Tentar encaixar todas essas descobertas no seu roteiro é fatal para qualquer viagem. Pouco do que parece factível no papel costuma resistir aos contratempos da vida real. Saiba como não acabar numa dessas categorias de turistas overplanejadores:

O turista 30 horas. Saímos de férias para descansar do trabalho – mas quando nos damos conta, estamos com uma agenda ainda mais apertada do que no escritório. Acordar várias vezes de madrugada para tomar o primeiro voo, pegar praia a 200 quilômetros de distância, cabular refeições, prever uma sequência de visitas a lugares com filas intermináveis – parece que precisamos pagar as férias com sofrimento.

Como evitar: hierarquize os passeios. Eleja um evento importante por dia; faça os outros só se der tempo e você não estiver cansado. Durma bem e pense nas paradas para almoço e jantar como programas. Evite fazer bate-voltas a lugares que fiquem a mais de uma hora e meia de distância.

O turista nunca-chega.
Muita gente encara um lugar apenas como um trampolim de onde pular a outro. Você sabe que sofre disso quando chega a Maceió e só consegue pensar em Maragogi. Roma? É uma cidade de onde se vai a Capri. O maior exemplo de nunca-cheguismo que presenciei foi durante um cruzeiro ao Prata. O navio aportou em Punta del Este durante um lindo dia de verão. Teríamos o dia inteiro para explorar o local. Mas boa parte dos passageiros optou por pegar o passeio de um dia inteiro a… Montevidéu.

Como evitar: antes de pesquisar sobre lugares próximos, abasteça-se de informações sobre o lugar onde você vai desembarcar primeiro. Parece óbvio, mas será útil em muito casos.

O turista já-que
. Variação mais popular do nunca-chega: ao descobrir que está perto de algum outro lugar interessante, arranja um jeito de passar por lá. “Já que estou do lado…” Quando percebe, o roteiro virou um pinga-pinga infernal, e metade do tempo é perdida entre check-out, deslocamento e check-in.

Como evitar: monte bases. Passe vários dias num mesmo lugar, e faça bate-voltas a lugares próximos apenas depois que der o lugar por esgotado. Transforme o já-que: “Já que estou aqui, vou descobrir coisas que eu não sabia que existiam aqui mesmo”.

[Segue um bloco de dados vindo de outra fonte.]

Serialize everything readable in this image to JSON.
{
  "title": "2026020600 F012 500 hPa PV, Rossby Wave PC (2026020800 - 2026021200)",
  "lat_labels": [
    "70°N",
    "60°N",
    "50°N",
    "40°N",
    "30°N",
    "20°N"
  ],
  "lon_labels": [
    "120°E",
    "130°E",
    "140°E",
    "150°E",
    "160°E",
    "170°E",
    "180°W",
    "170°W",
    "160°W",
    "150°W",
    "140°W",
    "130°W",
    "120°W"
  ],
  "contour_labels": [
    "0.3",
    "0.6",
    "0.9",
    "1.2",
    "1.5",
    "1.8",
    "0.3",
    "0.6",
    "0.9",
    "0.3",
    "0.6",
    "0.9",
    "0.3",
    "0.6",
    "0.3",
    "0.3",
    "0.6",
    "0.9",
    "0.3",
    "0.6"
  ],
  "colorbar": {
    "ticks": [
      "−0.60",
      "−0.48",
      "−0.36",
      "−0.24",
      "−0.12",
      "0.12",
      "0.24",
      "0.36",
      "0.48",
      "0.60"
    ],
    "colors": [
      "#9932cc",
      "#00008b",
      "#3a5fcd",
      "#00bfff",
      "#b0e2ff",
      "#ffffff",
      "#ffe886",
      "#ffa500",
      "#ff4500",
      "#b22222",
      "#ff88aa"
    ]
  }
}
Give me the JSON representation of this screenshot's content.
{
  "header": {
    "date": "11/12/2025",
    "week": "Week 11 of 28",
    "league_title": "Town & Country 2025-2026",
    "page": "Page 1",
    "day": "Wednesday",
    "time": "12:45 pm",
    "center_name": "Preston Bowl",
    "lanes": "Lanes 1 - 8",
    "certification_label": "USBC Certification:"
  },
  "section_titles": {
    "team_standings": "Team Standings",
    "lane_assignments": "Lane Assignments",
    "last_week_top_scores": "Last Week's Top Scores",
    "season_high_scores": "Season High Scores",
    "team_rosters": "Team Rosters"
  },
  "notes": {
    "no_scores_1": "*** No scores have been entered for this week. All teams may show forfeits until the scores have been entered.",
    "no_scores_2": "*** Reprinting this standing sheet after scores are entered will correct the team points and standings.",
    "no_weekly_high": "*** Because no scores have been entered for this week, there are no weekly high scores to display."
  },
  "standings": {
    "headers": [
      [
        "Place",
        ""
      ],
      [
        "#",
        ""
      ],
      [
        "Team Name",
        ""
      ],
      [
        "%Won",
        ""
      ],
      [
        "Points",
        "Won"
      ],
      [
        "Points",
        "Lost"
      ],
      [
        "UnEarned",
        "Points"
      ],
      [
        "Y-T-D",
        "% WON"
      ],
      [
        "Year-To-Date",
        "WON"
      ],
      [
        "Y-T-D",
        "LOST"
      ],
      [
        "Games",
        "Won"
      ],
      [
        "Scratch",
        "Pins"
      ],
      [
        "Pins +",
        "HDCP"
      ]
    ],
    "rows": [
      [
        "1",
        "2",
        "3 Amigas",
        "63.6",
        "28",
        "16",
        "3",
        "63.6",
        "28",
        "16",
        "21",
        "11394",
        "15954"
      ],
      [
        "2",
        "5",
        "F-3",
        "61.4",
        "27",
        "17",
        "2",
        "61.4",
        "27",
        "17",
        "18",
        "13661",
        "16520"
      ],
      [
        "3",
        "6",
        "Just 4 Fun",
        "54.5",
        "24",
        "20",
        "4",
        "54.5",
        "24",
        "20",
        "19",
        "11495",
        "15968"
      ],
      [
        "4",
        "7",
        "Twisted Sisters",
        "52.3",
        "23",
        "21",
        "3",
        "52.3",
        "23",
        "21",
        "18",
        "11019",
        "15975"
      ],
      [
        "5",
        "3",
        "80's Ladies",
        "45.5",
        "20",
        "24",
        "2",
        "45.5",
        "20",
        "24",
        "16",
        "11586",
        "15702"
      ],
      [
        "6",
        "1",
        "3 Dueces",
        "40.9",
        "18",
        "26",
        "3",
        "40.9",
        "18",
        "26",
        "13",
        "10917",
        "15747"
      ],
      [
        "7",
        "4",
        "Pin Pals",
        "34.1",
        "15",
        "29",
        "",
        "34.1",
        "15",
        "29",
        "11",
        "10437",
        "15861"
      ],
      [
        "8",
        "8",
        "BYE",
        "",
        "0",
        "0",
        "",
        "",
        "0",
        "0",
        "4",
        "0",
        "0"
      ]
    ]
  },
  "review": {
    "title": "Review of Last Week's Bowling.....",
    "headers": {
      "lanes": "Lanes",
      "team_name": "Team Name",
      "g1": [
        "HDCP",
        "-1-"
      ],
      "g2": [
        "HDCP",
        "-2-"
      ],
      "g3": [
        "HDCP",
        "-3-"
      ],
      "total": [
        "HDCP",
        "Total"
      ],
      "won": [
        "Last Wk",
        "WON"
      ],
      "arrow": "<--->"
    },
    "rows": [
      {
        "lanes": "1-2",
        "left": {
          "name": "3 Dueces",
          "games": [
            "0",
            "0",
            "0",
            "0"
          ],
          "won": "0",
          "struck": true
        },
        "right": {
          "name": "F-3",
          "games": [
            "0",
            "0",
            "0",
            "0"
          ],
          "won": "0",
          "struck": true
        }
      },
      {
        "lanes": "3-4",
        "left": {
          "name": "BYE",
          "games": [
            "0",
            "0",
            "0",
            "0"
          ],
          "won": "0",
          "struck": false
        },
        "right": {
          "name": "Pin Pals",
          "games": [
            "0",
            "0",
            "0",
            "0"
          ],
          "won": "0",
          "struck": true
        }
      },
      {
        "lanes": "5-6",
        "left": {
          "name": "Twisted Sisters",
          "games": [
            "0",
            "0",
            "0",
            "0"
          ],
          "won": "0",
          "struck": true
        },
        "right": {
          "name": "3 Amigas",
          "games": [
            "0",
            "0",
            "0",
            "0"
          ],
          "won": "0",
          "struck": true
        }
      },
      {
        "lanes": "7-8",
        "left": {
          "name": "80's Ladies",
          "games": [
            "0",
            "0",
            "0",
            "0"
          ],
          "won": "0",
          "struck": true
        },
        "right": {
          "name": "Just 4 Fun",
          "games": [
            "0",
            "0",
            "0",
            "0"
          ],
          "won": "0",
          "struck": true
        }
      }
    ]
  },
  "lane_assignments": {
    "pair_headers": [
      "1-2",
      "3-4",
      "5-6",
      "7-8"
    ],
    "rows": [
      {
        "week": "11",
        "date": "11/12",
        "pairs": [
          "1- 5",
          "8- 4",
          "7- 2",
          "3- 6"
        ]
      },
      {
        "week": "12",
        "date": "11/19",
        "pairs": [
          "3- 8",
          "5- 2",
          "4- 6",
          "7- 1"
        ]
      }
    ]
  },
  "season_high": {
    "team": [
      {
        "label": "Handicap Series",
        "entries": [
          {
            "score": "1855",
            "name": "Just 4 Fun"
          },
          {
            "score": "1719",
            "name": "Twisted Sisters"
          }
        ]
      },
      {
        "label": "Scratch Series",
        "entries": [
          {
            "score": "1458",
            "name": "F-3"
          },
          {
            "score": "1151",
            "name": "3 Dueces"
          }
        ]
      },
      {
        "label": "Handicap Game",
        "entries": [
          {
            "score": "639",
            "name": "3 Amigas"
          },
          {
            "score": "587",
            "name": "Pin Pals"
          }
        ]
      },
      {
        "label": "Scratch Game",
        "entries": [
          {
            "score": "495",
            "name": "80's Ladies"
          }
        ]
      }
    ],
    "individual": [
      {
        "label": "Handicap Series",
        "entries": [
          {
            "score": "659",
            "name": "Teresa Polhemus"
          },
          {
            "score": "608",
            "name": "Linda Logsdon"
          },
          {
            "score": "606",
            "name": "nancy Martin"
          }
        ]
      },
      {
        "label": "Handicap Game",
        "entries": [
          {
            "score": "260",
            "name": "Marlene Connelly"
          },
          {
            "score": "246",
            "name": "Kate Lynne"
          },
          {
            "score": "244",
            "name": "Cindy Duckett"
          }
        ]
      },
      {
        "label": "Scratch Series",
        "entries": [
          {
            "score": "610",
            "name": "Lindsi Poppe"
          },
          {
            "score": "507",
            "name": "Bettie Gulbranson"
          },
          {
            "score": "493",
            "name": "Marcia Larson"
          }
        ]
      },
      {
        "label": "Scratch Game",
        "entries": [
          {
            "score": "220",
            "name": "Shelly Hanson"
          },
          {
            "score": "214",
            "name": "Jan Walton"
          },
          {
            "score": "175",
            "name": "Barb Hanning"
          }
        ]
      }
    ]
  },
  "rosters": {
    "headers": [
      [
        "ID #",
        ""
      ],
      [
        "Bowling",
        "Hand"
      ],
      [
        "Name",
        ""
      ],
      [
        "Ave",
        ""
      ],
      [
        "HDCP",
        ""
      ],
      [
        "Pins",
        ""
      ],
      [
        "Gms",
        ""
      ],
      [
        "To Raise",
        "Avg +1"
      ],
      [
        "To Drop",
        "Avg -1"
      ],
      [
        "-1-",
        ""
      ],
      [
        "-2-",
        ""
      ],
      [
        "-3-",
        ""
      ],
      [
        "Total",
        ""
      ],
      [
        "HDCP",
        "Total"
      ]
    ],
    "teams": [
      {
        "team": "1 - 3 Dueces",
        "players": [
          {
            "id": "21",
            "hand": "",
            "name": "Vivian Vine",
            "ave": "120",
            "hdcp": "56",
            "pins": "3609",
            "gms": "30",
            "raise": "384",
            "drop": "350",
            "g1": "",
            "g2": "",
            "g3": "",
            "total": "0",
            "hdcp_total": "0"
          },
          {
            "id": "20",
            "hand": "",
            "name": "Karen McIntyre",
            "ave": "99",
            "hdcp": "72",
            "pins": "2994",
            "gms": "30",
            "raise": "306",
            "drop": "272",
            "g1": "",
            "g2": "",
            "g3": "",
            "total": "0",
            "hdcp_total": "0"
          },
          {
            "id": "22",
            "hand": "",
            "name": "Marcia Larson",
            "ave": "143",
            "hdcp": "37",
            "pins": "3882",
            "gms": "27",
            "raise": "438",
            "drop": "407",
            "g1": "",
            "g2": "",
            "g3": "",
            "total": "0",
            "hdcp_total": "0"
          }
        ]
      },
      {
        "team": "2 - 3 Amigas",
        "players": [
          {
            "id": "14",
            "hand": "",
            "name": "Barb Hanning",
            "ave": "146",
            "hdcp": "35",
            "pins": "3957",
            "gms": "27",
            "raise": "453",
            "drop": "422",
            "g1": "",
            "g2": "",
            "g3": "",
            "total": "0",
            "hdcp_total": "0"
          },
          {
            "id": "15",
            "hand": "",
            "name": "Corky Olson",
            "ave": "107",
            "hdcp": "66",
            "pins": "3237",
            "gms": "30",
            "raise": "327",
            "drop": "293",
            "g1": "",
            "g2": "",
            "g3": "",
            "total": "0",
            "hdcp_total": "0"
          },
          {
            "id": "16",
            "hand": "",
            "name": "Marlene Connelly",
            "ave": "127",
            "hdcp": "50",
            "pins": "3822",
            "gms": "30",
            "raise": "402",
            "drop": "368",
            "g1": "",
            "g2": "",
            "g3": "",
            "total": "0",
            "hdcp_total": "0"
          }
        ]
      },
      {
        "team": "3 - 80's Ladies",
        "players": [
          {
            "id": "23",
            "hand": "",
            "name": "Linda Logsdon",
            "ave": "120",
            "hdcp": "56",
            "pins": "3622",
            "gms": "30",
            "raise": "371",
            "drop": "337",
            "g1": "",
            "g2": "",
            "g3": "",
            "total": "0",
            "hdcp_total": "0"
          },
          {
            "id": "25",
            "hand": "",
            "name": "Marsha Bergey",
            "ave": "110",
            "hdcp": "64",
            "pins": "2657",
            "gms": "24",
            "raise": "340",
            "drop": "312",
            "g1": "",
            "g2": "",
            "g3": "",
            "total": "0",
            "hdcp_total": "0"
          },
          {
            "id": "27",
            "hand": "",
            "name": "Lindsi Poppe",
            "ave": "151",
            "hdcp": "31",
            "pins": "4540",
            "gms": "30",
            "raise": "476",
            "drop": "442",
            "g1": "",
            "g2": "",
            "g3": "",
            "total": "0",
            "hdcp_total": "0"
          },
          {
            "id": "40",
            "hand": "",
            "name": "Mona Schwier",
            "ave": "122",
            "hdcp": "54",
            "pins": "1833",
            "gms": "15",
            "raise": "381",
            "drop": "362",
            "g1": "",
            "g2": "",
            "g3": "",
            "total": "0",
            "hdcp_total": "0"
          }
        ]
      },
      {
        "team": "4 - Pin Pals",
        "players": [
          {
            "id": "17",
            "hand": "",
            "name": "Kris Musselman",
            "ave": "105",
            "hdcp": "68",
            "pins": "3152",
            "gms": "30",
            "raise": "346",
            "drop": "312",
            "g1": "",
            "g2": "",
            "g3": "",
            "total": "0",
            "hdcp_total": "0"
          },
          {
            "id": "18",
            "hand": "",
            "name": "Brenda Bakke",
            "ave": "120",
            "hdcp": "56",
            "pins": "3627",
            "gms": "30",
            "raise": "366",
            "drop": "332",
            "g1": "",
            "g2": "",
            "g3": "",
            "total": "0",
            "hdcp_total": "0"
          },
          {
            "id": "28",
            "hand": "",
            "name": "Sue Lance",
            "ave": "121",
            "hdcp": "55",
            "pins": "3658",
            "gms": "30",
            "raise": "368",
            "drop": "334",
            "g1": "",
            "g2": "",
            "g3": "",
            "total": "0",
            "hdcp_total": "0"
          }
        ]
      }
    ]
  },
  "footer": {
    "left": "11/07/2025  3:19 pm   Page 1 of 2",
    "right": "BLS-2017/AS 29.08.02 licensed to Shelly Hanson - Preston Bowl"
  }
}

O turista enciclopédico. Este reverencia todos os verbetes que encontrem registro na sua memória. Viajar é “ticar” todos os lugares sobre os quais já tiver lido. Qualquer nome conhecido vira uma fixação que precisa ser conhecida tête-à-tête, mesmo que saia completamente do caminho. Toda cidade antiga vira tão importante quanto Veneza. Qualquer praia parece tão bonita quanto o Sancho ou o Espelho.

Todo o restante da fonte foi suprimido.